アメリカのスタートアップGlydwaysとの協創では、「電車のように活用する」小さなモビリティの実現を目指す。「新しい交通サービスを考えている企業との連携で、インフラを軽くし環境負荷を減らそうと奮闘している」と話した。

ほかにも株式会社Sky Driveと「空飛ぶクルマ」を開発。大阪万博でも、デモ飛行を実施する。
エネルギー領域においては、インド企業とタッグを組み、牛のフンを活用したカーボンニュートラルソリューションを検討。牛糞由来のバイオガスを車の燃料とすることに加え、インド農村地域に住む人たちの生活を支え、収益化も図る狙いもある。

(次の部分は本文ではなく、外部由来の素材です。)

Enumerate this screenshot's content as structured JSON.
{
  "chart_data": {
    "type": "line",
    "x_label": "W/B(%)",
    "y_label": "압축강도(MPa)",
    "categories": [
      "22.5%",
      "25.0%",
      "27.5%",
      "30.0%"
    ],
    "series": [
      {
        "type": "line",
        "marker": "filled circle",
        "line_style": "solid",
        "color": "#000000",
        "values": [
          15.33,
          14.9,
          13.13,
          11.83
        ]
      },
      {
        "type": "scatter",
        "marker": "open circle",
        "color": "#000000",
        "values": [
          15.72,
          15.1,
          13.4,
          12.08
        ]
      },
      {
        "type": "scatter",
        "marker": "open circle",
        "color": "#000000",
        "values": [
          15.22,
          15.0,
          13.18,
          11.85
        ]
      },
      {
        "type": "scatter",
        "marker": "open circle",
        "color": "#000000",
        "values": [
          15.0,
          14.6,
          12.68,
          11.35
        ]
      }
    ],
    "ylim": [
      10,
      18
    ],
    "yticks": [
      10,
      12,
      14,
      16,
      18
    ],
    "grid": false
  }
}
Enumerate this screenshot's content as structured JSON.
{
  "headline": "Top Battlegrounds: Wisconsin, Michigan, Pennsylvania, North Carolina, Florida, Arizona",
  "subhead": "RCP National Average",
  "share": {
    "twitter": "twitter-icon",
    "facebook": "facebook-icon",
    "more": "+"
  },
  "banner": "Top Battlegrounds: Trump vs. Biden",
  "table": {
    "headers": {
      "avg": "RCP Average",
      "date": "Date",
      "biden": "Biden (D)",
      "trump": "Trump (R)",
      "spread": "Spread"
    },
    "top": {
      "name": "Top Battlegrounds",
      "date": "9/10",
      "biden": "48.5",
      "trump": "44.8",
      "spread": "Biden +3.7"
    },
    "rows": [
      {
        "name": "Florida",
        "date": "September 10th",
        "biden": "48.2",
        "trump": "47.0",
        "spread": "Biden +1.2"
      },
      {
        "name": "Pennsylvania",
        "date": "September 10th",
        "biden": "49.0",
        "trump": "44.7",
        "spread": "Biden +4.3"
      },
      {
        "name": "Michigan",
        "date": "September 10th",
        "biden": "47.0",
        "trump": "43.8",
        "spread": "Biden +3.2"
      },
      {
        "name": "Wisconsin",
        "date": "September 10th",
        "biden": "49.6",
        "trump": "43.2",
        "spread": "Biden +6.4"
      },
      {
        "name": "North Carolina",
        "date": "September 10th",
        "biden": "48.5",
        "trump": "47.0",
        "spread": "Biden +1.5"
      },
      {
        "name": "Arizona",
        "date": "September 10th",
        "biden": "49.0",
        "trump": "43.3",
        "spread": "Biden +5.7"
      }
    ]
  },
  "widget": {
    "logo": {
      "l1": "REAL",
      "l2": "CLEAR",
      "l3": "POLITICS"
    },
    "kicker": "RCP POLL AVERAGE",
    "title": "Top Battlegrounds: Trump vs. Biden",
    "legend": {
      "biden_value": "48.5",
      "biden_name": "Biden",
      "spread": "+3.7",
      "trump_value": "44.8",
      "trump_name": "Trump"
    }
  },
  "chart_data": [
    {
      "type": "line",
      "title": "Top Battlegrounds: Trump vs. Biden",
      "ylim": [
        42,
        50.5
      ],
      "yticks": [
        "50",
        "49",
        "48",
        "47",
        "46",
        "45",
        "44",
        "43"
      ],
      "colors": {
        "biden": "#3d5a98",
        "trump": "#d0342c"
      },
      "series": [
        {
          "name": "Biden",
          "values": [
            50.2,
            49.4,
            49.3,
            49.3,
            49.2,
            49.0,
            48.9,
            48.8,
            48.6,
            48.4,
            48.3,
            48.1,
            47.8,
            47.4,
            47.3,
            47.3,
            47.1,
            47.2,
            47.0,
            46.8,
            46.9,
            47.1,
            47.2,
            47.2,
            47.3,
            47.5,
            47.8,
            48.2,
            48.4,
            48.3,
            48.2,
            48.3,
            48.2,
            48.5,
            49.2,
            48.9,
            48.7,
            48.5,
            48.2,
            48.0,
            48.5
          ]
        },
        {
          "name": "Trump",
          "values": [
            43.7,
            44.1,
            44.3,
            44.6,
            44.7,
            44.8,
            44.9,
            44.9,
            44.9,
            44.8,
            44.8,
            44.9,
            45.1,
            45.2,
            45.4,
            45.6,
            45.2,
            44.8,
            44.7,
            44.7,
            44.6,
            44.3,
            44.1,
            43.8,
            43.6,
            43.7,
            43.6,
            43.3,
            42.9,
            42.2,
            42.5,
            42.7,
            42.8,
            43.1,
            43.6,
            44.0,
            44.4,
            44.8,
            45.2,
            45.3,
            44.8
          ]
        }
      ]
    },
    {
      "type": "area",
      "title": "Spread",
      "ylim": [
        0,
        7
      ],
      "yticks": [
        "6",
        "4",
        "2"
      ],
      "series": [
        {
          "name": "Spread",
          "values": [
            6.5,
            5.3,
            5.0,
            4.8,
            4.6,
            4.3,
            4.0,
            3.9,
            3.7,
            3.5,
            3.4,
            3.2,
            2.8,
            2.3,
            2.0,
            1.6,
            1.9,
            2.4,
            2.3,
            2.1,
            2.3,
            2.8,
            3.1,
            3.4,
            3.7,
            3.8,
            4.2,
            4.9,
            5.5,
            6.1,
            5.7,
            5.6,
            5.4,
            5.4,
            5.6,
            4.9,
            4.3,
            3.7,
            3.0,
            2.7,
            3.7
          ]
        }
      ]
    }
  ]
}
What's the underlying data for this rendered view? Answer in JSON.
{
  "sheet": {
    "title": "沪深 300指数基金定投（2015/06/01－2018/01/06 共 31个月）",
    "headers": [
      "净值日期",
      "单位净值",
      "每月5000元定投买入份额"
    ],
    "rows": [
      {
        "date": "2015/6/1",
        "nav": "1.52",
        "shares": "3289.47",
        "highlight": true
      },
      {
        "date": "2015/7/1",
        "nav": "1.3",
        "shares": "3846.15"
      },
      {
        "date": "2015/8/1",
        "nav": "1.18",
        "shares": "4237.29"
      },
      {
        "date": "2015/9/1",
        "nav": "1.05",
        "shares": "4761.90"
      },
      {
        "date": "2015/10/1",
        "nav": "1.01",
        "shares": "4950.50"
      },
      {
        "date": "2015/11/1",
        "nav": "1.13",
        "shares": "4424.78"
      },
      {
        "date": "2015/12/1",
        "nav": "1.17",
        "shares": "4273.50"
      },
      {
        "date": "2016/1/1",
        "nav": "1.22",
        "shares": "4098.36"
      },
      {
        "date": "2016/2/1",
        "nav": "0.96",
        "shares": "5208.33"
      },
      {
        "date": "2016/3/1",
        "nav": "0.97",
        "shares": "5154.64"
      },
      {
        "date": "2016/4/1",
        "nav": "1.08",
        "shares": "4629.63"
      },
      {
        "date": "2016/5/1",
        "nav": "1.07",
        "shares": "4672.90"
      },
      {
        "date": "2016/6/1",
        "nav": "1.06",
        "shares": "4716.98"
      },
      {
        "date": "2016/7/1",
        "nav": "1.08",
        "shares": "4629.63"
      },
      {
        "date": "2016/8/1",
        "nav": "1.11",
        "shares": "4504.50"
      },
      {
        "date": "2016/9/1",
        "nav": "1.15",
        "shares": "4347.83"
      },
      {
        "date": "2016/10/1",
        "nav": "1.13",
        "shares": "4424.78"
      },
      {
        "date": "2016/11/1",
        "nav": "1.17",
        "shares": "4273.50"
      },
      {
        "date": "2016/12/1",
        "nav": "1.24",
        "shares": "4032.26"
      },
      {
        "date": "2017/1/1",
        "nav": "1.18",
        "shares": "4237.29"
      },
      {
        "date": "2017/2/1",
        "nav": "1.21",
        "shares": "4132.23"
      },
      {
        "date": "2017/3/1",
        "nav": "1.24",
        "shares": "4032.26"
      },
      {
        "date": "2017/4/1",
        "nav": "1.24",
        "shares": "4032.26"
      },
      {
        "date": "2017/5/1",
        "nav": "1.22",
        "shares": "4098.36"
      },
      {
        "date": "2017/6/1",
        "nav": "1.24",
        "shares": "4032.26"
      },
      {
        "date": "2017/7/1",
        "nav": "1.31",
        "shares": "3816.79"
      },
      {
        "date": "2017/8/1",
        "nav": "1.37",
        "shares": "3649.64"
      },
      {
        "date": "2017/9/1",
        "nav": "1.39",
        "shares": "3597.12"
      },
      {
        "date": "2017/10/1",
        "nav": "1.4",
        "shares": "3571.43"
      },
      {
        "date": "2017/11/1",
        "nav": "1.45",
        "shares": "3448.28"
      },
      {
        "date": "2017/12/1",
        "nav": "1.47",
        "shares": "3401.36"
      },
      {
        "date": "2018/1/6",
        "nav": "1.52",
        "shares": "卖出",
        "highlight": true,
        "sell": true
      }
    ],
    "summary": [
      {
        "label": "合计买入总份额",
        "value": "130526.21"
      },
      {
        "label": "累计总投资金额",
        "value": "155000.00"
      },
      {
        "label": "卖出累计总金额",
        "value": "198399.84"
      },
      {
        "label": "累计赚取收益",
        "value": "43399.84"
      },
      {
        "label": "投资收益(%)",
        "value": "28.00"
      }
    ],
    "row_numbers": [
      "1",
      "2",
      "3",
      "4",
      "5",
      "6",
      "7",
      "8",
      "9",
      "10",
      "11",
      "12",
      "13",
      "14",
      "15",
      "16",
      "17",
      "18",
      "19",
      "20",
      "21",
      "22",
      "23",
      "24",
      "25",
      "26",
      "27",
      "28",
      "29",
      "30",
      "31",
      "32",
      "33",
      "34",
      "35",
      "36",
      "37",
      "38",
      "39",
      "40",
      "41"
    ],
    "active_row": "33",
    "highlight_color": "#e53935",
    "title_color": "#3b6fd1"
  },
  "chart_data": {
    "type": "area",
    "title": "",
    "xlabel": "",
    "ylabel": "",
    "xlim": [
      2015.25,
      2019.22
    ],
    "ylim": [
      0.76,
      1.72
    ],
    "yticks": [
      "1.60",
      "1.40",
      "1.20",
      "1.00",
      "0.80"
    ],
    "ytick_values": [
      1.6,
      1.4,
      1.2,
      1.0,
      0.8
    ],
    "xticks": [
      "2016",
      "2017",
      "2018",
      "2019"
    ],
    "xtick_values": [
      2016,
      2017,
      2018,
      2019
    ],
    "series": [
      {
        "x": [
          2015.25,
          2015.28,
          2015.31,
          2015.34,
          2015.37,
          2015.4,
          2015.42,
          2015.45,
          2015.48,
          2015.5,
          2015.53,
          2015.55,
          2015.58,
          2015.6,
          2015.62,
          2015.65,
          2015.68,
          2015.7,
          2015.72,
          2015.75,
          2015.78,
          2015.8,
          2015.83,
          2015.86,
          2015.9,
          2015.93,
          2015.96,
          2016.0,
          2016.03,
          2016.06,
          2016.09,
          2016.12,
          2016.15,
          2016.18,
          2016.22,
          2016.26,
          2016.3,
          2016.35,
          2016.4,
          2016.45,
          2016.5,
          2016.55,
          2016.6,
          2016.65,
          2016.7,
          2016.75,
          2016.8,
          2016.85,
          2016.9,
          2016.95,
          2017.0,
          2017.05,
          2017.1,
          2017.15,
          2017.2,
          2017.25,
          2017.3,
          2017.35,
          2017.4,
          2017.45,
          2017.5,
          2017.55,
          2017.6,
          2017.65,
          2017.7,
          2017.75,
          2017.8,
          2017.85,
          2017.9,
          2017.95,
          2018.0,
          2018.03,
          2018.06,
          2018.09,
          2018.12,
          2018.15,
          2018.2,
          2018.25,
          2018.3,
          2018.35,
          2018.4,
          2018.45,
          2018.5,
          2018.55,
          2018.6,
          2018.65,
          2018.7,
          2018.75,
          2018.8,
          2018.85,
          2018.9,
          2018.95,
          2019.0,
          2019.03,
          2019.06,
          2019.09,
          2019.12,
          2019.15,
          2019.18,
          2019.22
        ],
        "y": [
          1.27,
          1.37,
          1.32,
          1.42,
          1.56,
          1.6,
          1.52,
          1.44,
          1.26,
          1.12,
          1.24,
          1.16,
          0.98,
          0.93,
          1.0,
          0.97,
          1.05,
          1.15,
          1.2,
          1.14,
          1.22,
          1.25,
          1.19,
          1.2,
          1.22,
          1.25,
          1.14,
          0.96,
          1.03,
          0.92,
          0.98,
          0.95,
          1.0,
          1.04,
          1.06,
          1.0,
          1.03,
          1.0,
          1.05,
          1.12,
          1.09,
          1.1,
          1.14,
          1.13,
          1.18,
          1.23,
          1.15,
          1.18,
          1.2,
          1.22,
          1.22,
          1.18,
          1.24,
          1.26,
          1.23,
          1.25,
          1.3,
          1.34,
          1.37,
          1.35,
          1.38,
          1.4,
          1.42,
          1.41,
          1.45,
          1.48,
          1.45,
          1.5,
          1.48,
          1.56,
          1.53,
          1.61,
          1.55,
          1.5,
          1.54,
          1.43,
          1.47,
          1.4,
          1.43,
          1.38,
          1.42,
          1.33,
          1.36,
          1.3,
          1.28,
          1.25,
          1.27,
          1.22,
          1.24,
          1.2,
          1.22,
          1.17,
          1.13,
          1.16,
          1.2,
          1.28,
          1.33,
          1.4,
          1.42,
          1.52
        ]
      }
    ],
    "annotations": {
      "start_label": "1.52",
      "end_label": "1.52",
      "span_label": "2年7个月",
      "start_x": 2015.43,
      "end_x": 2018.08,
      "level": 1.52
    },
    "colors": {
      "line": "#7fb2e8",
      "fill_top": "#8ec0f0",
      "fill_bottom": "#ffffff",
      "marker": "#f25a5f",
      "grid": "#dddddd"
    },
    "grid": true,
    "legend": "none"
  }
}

そのほか、開発や連携を加速させるために、スズキはCVCも立ち上げている。
「シリコンバレーを拠点とする『Suzuki Global Ventures』は、新しい分野における技術や知見の獲得を目的として2022年に設立しました。さらに2024年にはインドにも『Next Bharat Ventures』を設立、スズキを育ててくれたともいえるインドにおいて、社会課題解決に取り組む起業家の育成・支援をしたいと考えています」

協創における重要ポイントは、「イコールでウィンウィンな関係」と「思いのすり合わせ」
最後に松本氏は、協創を進める上で重視するポイントについて言及。「①イコールパートナーであること、②ウィンウィンの関係であること、③思いをすり合わせること」の3点を重視していると強調し、「会社の規模に関わらずトップ同士が対等に話し合い、お互いにメリットがある関係性を築きながら、理念や思いをしっかりすり合わせ、パートナーになっていくプロセスが大事だ」と語った。
「スタートアップ企業が持っている技術はキラキラしていて、早く一緒に活動をしたいという思いが溢れてくる。しかし“組むこと”が目的とならないよう、お互いの軸をしっかり持ちながら進めていこうと思っています」

最後に松本氏は、「幅広いステークホルダーの皆様を巻き込みながら、ともに社会課題を解決し、業界一丸となって新しい社会を作っていきたい」と語り、今後の展開に期待を寄せた。そして、会場に集まった人々に「協創で広がる可能性を共に追求していこう」と呼びかけ、セッションを締めくくった。